O dirigente hospitalar aponta que o investimento médio do Brasil em assistência à saúde, com recursos públicos, é hoje menos de US$ 60 per capita ano, colocando o país no ranking dos piores da América do Sul. Assim, avalia como contraditório o acesso universal ao se observar que os recursos públicos suprem menos da metade do que se gasta em saúde. “Quer dizer, a maior parcela é bancada pela iniciativa privada. Sai do próprio bolso do cidadão, da renda familiar, do orçamento doméstico”, insiste o presidente da Fehospar, para quem a 12.ª Conferência Nacional de Saúde, recentemente realizada em Brasília, exibiu de forma clara os problemas de financiamento e custeio do sistema.
Considerando a equivalência cambial com o dólar e a evolução inflacionária, diz Schiavon que o orçamento da saúde hoje, apesar de propalado como o maior da história, é cerca de um terço menor que no início da década de 80. Neste período, o total de internações anuais cobertas do extinto Inamps foi de 11,7 milhões para 119 milhões de habitantes. Dados do Ministério da Saúde mostram que em 2001, para uma população de 170 milhões, foram realizadas também 11,7 milhões de internações.
Defasagem e endividamento
Desde a edição do Plano Real os procedimentos médico-hospitalares foram reajustados de forma simbólica, apesar de uma inflação estimada de 150% a 200%, considerando os custos de insumos e equipamentos cotados em dólar. Conforme José Schiavon, o reflexo disso foi o crescimento do grau de endividamento dos prestadores de serviços, privados com ou sem fins lucrativos, determinando o fechamento de hospitais e redução de leitos. Só Curitiba, nos últimos anos, perdeu cinco de seus mais antigos hospitais. Cifras recentes, conforme uma pesquisa realizada pela Fehospar, indicam que os hospitais devem cerca de R$ 300 milhões com fornecedores, bancos e encargos públicos, estes cada vez mais “gulosos”.

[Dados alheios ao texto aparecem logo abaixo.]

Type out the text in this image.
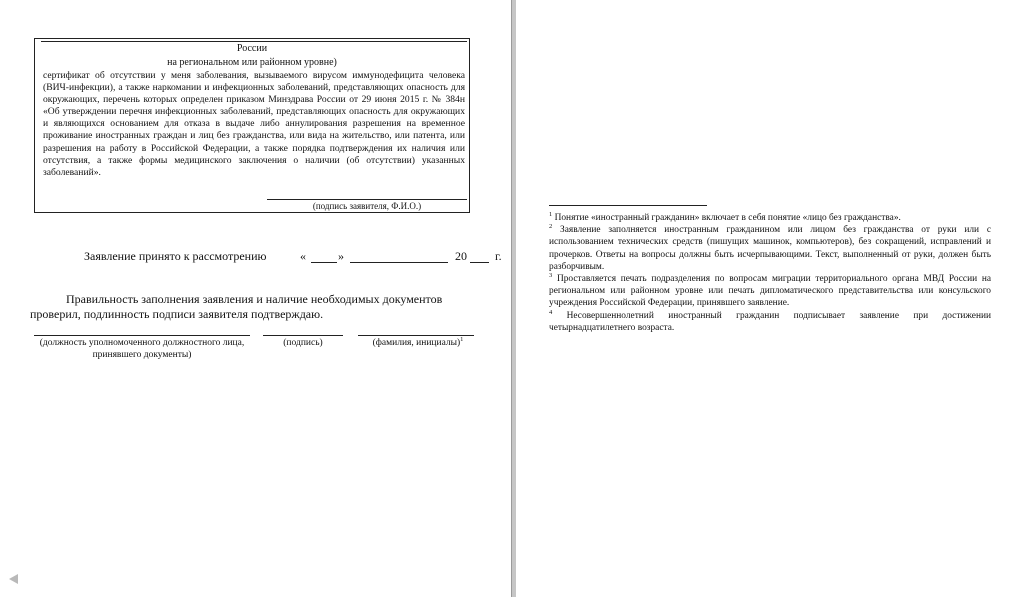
России
на региональном или районном уровне)
сертификат об отсутствии у меня заболевания, вызываемого вирусом иммунодефицита человека (ВИЧ-инфекции), а также наркомании и инфекционных заболеваний, представляющих опасность для окружающих, перечень которых определен приказом Минздрава России от 29 июня 2015 г. № 384н «Об утверждении перечня инфекционных заболеваний, представляющих опасность для окружающих и являющихся основанием для отказа в выдаче либо аннулирования разрешения на временное проживание иностранных граждан и лиц без гражданства, или вида на жительство, или патента, или разрешения на работу в Российской Федерации, а также порядка подтверждения их наличия или отсутствия, а также формы медицинского заключения о наличии (об отсутствии) указанных заболеваний».
(подпись заявителя, Ф.И.О.)
Заявление принято к рассмотрению	«	»	20 г.
Правильность заполнения заявления и наличие необходимых документов
проверил, подлинность подписи заявителя подтверждаю.
(должность уполномоченного должностного лица, принявшего документы)
(подпись)	(фамилия, инициалы)$^1$

$^1$ Понятие «иностранный гражданин» включает в себя понятие «лицо без гражданства».

$^2$ Заявление заполняется иностранным гражданином или лицом без гражданства от руки или с использованием технических средств (пишущих машинок, компьютеров), без сокращений, исправлений и прочерков. Ответы на вопросы должны быть исчерпывающими. Текст, выполненный от руки, должен быть разборчивым.

$^3$ Проставляется печать подразделения по вопросам миграции территориального органа МВД России на региональном или районном уровне или печать дипломатического представительства или консульского учреждения Российской Федерации, принявшего заявление.

$^4$ Несовершеннолетний иностранный гражданин подписывает заявление при достижении четырнадцатилетнего возраста.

Diante do atual cenário, o dirigente hospitalar acredita que a modernização administrativa dos estabelecimentos de serviços de saúde vai exigir uma mudança na escolha da clientela, que não se restringe à questão da assistência pública, mas também da supletiva. Novas regras foram definidas pela Agência Nacional de Saúde Suplementar e terão influência direta entre os que prestam os serviços e os consumidores que contratam as operadoras. Até 31 de janeiro, todas as operadoras que não tinham contrato com hospitais e demais serviços terão de negociar um, o que, na visão dos prestadores, poderá corrigir conflitos decretados em quase nove anos sem reajustes. Para as demais operadoras, com algum tipo de relação de direitos e obrigações definidas, a repactuação poderá ser feita até 30 de abril.

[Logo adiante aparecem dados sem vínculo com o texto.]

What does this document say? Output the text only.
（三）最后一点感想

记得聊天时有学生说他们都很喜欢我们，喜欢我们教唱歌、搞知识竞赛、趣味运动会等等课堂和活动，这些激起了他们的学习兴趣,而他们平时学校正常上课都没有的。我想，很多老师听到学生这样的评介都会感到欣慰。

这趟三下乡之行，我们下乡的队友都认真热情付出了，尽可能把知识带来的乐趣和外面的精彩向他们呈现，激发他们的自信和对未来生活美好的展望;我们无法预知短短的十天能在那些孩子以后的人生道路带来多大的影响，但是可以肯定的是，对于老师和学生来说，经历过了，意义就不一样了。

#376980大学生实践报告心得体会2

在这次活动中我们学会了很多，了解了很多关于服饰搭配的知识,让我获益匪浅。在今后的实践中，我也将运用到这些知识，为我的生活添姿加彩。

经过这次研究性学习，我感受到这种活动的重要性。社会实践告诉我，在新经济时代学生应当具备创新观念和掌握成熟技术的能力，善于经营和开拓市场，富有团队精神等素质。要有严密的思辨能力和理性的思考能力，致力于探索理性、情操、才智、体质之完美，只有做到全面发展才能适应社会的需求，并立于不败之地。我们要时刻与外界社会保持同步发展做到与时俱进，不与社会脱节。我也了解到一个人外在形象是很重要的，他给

Embora os prazos para a negociação dos contratos tenham sido alongados demais, como avalia o dirigente, o fato é que as partes envolvidas na assistência supletiva – operadoras, prestadores de serviços e usuários – terão instrumentos jurídicos mais claros para fazer valer seus direitos. E, neste processo, José Schiavon prevê avanços que incluem a responsabilidade nos planos e seguros ofertados à população. Para os prestadores, diz, haverá mais segurança da correta cobrança dos serviços prestados. Hoje, além de valores defasados, os hospitais e demais prestadores sofrem com a demora do pagamento e com as glosas de atendimentos autorizados.